The sound is fairly open and detailed but without the weight and fofusrite of higher end DAC and amplifier combinations. Doppler distortion can be calculated using recorded and measured properties of the loudspeaker.
[Review] Focusrite VRM Box
It certainly improved on simple headphone monitoring but could never wholly replace listening to the sound in multiple environments. The full list is: Its extract gives a good description of impulse response modelling which was discussed at greater length in the last review.
But overall, switching to studio monitors did bring out the crisp and accurate sound of decent studio monitors and vvrm domestic settings softened these to more conventional listening. Professional Studio, Bedroom or Living Room. The result is a set vtm loudspeaker impulse and directional responses that are detailed enough for convincing auralization.
I am more familiar with the type of hardware reproduced here than the high end speakers in OOYH. Fifteen different speakers are modelled, from classic studio monitors, through domestic hi-fi classics and finally computer and TV speakers.
It scores over the Out Of Your Head software in that regard, offering a more sophisticated and user friendly interface. All in all, VRM is a well-priced, fairly unique concept that will give you fresh perspective on a mix that a single monitoring solution may miss.

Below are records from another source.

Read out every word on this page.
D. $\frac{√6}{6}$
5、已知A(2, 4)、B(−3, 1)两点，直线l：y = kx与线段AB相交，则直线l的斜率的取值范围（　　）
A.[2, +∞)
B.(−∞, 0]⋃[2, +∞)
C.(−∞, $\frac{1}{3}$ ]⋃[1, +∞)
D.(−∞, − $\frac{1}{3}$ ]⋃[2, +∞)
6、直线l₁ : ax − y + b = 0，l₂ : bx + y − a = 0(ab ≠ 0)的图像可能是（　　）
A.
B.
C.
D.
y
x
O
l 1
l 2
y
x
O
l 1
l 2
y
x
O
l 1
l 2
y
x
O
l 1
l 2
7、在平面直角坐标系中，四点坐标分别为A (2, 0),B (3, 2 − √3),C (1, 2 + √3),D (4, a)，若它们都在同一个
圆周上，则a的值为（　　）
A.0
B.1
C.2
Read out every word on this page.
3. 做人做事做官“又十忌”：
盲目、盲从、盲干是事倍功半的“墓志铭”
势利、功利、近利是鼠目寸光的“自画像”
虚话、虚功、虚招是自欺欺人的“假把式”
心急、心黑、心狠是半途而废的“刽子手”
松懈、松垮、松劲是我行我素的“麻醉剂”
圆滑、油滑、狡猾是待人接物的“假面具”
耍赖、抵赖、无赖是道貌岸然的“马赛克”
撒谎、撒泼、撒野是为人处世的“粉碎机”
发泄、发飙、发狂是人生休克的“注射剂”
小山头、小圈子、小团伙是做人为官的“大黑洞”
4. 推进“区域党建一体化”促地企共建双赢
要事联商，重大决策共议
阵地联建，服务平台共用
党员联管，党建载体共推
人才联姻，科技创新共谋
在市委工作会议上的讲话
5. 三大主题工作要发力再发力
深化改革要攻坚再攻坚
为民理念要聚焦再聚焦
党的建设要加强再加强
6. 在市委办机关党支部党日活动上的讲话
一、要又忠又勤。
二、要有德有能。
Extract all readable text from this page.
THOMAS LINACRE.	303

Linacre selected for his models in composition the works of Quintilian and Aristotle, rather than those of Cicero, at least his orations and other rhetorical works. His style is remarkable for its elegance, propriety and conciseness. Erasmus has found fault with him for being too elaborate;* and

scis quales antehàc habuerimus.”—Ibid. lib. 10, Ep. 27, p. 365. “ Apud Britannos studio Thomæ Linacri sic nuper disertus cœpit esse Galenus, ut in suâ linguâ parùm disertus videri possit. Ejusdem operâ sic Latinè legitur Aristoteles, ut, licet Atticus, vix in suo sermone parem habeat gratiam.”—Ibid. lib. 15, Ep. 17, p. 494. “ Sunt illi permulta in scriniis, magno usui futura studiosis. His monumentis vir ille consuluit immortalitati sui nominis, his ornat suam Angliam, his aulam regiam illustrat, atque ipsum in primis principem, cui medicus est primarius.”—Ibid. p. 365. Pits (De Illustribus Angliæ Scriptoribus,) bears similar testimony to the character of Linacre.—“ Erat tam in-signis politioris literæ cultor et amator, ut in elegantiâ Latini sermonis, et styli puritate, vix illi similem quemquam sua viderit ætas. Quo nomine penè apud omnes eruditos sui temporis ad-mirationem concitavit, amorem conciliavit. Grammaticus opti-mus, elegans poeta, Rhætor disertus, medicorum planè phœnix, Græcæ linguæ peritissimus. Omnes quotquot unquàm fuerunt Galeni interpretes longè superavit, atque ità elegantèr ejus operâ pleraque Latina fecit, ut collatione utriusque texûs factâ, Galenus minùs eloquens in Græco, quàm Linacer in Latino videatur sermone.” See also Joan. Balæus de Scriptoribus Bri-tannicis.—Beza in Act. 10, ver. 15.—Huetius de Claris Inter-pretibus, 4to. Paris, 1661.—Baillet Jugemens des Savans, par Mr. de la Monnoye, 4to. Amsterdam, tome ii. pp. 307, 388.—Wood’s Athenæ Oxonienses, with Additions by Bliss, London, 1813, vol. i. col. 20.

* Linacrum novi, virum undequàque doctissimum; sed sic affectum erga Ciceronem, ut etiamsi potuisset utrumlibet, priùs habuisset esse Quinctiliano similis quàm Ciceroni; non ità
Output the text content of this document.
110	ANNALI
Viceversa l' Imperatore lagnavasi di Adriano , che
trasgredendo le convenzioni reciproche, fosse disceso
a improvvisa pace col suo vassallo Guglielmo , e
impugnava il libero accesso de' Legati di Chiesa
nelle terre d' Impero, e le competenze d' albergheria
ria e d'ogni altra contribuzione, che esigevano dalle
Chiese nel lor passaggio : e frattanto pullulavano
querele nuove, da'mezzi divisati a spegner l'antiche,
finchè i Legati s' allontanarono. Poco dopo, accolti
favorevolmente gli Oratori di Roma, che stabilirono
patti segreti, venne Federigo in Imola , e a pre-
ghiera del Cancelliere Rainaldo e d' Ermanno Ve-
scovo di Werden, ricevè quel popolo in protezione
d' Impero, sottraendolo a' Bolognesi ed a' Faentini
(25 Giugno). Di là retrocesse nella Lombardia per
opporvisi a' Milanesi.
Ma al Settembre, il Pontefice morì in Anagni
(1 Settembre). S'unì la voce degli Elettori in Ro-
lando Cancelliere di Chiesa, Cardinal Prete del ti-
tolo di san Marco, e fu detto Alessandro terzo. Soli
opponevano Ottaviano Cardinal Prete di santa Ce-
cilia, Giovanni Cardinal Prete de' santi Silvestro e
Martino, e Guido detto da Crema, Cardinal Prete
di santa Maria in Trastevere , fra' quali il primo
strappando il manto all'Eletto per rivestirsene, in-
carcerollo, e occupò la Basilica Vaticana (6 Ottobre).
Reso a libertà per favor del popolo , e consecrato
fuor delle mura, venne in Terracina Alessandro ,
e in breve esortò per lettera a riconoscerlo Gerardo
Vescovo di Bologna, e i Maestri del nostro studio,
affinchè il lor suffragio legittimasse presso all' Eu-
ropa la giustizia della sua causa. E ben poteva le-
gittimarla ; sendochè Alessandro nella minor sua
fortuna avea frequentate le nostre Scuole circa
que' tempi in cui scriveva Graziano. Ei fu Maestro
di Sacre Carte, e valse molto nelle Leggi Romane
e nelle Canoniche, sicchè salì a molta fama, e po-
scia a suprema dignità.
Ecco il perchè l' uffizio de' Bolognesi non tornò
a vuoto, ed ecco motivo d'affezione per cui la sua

A near-field measurement is also taken.
There are three environments to choose from – a recording studio, foocusrite sitting room and a bedroom. With the software in circuit, the recreations of speakers and acoustics are pretty credible.
The VRM Box itself comprises two key ingredients. A second piece of advice is that, whenever possible, it’s well worth avoiding mixing on headphones alone, as even the most ‘pro’ cans still don’t behave in focusrrite same way as a pair of speakers and therefore can’t be trusted as a sole monitoring source.
So that will remain a mystery. Offers something relevant to the studio process.
Our Verdict A unique concept that’s a powerful resource for headphone mixers. The unit is made of plastic but feels solidly made and the volume control is very nicely implemented – smooth and easy to use.
So, Focusrite have provided a neat solution – a dedicated playback interface that uses impulse responses and focusritw to provide Virtual Reference Monitoring, or VRM for short. Images do lose a little definition — just as they do listening in room rather than in cans. Pros Highlights mix deficiencies. The bypass worked better than with OOYH – the volume level remained the same so it was possible to switch the processing in and out to compare directly. All-access artist interviews, in-depth gear vm, essential production tutorials and much more.
Then it’s just a case of launching the software and choosing the speakers and environment from the selection displayed. In summary, it’s a good value little DAC if you can live without higher bit ofcusrite and is very practical for its intended purpose.
Nevertheless it did challenge my mixing and mastering skills to come up with more professional results.
Others are more specific. All focusrte options have been encoded from impulse responses taken from the speakers listed, while the environmental side of VRM, through the three listening spaces, has been constructed from spatial modelling. Does it provide an opportunity to test your mix through a series of modelled systems and environments?